Dr Narelle Warren holds a NHMRC Postdoctoral Research Fellowship to investigate trajectories of stroke and Parkinson’s Disease in European- and Indian-Australian communities. Her doctoral research explored the intersection of health, self-management and health-seeking behaviours and practices in an isolated community. More recently, she conducted a large study investigating how people adapt to a lower-limb amputation based in four hospital settings; this involved a detailed qualitative analysis of quality of life measures. Narelle conducts qualitative and ethnographic research into how understandings and experiences of chronic conditions vary according to gender, age, geographical location, and culture. In addition, she is a chief investigator in a study exploring how patients’ perceptions of preventive health change by sociocultural location. Lenore Manderson is Professor of Medical Anthropology at Monash University. Her interests include the anthropology of chronic conditions and disability, infectious disease in resource- poor settings, gender and sexuality, and questions of embodiment and identity. She was an inaugural ARC Federation Fellow at The University of Melbourne then Monash University.
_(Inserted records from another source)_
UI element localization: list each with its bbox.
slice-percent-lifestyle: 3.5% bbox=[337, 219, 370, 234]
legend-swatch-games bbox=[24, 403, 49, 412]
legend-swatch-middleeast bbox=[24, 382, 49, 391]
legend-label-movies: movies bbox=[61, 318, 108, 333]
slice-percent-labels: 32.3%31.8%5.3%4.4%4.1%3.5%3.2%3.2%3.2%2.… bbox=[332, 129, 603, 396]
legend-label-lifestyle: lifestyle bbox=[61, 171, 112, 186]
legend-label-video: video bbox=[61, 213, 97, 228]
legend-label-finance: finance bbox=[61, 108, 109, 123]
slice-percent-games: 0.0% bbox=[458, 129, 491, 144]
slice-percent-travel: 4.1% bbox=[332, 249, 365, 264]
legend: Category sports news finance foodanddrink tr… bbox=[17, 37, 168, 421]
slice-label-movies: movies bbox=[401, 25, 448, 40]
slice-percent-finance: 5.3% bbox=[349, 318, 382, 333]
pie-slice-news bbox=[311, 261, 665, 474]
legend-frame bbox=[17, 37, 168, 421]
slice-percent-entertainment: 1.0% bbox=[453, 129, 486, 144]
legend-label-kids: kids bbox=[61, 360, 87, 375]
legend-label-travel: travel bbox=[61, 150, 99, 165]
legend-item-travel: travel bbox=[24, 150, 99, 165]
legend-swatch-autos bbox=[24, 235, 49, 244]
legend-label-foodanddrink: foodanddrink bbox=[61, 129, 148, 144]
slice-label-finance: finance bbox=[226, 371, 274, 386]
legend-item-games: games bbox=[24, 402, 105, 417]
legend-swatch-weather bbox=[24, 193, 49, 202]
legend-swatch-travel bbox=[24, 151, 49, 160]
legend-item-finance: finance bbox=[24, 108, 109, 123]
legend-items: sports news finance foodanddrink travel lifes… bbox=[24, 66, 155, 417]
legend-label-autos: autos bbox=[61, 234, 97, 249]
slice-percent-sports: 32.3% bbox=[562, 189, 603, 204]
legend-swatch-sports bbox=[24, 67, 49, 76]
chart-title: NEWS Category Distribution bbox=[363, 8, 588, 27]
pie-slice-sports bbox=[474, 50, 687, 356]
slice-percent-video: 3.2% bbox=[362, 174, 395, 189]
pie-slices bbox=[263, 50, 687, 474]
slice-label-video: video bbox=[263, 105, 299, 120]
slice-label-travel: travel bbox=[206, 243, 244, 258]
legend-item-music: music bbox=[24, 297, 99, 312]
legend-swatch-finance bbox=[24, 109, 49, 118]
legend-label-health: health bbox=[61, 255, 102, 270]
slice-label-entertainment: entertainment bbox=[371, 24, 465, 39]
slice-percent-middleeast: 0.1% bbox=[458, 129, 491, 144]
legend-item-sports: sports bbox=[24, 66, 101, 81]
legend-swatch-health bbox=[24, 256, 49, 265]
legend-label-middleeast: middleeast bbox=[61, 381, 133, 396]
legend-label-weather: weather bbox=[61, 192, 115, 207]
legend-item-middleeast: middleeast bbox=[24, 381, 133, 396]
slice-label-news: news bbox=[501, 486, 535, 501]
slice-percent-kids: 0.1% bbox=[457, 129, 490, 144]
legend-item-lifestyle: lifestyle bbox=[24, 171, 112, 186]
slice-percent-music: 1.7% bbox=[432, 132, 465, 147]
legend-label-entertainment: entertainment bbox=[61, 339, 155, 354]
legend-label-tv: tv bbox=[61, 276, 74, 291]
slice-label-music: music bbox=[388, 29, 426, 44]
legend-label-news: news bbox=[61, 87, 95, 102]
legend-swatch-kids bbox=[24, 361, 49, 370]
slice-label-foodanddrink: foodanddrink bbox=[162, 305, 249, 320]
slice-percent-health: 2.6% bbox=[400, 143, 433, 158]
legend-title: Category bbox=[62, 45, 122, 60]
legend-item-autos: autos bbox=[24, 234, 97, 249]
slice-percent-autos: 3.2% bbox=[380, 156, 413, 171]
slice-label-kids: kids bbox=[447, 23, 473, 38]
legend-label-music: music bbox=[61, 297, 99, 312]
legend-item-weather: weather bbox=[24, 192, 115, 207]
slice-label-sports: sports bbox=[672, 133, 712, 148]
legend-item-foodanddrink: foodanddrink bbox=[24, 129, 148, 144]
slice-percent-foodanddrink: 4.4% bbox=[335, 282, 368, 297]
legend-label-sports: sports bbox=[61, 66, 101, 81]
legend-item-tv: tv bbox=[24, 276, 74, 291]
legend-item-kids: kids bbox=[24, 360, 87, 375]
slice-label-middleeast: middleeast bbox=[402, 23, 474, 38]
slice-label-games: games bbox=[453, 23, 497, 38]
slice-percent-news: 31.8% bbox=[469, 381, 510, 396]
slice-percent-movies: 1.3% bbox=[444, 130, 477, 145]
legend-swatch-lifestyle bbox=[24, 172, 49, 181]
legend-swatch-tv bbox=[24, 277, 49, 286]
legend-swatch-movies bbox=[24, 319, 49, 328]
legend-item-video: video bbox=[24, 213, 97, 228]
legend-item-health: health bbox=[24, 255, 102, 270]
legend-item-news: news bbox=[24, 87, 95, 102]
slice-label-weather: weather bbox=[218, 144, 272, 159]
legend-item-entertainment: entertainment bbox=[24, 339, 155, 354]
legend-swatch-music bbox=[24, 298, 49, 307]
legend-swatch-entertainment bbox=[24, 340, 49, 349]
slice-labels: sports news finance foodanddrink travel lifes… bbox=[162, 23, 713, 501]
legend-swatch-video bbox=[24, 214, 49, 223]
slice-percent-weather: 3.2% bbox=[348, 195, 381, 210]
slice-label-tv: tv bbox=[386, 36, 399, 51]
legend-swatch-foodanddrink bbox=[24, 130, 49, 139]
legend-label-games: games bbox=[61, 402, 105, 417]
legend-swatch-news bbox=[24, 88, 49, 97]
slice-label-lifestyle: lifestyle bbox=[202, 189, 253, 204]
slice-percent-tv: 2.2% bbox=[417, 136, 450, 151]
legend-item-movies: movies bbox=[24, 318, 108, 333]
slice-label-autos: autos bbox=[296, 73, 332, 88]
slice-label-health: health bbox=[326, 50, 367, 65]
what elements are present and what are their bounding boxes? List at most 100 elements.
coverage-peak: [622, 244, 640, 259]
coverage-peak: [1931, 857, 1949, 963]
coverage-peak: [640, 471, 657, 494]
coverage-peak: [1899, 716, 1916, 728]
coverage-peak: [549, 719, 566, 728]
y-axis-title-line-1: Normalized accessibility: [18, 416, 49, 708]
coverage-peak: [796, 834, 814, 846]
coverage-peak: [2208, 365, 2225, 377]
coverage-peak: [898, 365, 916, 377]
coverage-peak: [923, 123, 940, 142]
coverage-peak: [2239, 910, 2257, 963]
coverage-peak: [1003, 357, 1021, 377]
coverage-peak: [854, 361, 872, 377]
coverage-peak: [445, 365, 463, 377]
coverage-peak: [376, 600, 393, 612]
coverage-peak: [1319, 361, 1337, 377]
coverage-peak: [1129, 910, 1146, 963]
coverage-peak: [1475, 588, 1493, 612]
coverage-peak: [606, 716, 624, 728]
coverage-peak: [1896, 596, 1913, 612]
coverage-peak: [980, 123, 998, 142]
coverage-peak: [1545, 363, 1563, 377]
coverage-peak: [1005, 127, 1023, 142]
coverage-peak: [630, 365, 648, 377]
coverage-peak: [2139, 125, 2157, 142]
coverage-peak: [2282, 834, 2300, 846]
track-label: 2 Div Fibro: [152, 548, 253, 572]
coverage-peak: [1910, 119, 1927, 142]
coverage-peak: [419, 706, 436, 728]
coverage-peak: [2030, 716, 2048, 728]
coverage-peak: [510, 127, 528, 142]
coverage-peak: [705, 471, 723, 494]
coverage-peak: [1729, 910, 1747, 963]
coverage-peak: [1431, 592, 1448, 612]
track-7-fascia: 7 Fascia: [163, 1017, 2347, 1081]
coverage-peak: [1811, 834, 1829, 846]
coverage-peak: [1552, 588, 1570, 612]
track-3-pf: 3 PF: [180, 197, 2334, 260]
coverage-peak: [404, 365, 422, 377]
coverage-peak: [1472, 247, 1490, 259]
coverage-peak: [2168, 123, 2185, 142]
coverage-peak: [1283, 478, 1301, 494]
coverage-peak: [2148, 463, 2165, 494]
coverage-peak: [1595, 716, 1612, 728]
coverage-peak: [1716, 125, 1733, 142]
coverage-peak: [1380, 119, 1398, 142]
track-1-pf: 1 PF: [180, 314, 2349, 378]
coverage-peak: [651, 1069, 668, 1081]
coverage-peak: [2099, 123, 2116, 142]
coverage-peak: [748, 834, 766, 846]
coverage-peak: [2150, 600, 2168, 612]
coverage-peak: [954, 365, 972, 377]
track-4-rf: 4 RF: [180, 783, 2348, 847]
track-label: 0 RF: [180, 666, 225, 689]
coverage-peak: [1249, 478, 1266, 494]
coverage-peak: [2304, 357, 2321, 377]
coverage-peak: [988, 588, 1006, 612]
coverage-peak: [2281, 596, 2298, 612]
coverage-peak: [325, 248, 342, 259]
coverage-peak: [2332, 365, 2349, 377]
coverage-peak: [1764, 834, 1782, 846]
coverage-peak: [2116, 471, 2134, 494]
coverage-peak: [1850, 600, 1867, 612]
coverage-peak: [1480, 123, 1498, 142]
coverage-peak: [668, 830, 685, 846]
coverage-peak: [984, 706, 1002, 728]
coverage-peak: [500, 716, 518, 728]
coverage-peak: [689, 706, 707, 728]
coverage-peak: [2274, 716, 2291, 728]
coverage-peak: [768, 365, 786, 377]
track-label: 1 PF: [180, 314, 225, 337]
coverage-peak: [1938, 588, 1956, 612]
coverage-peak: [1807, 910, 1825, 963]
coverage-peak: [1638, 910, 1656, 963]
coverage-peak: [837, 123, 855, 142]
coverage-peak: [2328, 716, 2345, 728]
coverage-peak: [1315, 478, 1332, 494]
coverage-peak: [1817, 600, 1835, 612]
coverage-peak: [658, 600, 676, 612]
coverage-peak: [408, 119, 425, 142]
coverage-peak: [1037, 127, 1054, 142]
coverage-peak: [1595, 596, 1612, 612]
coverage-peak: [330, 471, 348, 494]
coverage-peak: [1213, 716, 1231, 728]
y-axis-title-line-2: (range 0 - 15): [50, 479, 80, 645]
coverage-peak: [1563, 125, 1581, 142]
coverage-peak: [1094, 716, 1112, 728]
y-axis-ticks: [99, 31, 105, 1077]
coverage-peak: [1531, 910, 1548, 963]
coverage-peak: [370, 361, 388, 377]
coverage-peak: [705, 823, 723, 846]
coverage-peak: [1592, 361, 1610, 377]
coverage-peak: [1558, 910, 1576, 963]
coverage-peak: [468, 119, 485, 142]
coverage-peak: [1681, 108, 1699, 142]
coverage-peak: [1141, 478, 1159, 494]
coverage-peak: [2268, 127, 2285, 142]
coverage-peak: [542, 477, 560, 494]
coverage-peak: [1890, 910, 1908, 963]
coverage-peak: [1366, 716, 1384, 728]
Under this prestigious award, she conducted research on chronic illness, disability, social relationships and well-being, including an inter-disciplinary multi-country study on social and cultural impact of chronic illness and disability in Australia and Southeast Asia. Through this study, she developed an impairment-specific quality of life measure, the PIPP scale. Previously she was Director of the Key Centre for Women’s Health in Society (1999-2002), and prior to that, from 1988-1998, Professor of Tropical Health at The University of Queensland. Lenore’s focus is on postgraduate training, and she has been internationally acknowledged for her commitment to mentoring and training of HDR students; she has supervised to graduation over 60 doctoral students and 40 honours and masters students working in the fields of public health and medical social sciences, in immigrant, Indigenous and majority communities in Australia, and in diverse settings in Asia and Africa. Half of her students are international. She has edited or co-edited 14 collections, and has authored or co-authored some 500 works in total; she is editor of the journal Medical Anthropology.